Иногда Джоанна усаживалась на согретые солнцем каменные ступени – обычно это происходило на закате – рядом со старым человеком…
Это место было облюбовано ею уже давно, и ему оно тоже нравилось. У них нашлось что-то общее. В первый раз, когда они встретились, он заботливо укрыл ее плащом, чтобы она, не дай Бог, не простудилась.
Затем он начал ей рассказывать чудесные истории о прошлых битвах, о приключениях своей молодости и очень часто о своем сыне Хьюго.
– Ты познаешь настоящее счастье, дитя, когда увидишь его воочию.
Так продолжалось целое лето и осень, а потом вдруг старик смолк и упал, ударившись затылком о каменную ступень.
Джоанна вскочила, побежала стремглав, позвала на помощь.
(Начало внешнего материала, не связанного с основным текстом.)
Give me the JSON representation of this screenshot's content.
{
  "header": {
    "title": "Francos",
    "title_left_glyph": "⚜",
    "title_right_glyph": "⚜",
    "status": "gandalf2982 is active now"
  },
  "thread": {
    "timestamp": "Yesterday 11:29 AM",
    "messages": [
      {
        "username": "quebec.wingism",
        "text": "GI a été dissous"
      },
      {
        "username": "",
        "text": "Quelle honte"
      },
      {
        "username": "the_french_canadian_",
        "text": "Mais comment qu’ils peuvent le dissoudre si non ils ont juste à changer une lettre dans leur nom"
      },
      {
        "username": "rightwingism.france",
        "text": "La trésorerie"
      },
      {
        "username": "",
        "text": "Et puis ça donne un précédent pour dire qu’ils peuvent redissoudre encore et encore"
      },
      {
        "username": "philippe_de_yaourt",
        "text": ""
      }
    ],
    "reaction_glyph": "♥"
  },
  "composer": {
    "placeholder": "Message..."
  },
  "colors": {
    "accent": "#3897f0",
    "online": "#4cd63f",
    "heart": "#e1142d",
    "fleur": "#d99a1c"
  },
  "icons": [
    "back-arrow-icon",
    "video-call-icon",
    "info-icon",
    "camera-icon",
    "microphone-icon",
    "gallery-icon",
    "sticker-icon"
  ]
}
Слуги отнесли старого герцога в спальню, и гонцы были посланы по всем замкам Ангулема. Весть достигла и Изабеллы.
Она прибыла так скоро, как только смогла.
Гонец помчался и в Святую землю. Но вряд ли он смог бы там быстро отыскать крестоносца Хьюго де Лузиньяна.
В отсутствие наследника старый герцог после нескольких дней напряженного и горестного ожидания испустил дух.
А Хьюго так и не появился.
Всеми овладел страх, что наследника убили сарацины и что Святая земля даже не вернет тело Хьюго для захоронения его на родине.
Джоанне исполнилось десять лет. Иногда она задумывалась: когда же наступят перемены? Если Хьюго не вернется, зачем ей оставаться здесь? Какой-нибудь другой супруг возжелает ее руки. Она уже почти влюбилась в Хьюго благодаря легендам о нем. Но все же он оставался бесплотным духом. А вдруг он не тот, кого она ждала? Вдруг ее постигнет жестокое разочарование? Для десятилетней девочки слишком много поводов для опасных размышлений предоставляло то, что творилось вокруг.
А время шло…
И наконец он явился.
В этот момент Джоанна была в саду, рвала цветы для букета, чтобы поставить его в своей спальне.
Как ей и мечталось, копыта коней простучали по деревянному мосту, но она их не слышала. Только колокола и восторженные вопли, доносящиеся из замка, заставили ее насторожиться.
Джоанна побежала в замок и очутилась в сумрачном холле прежде него.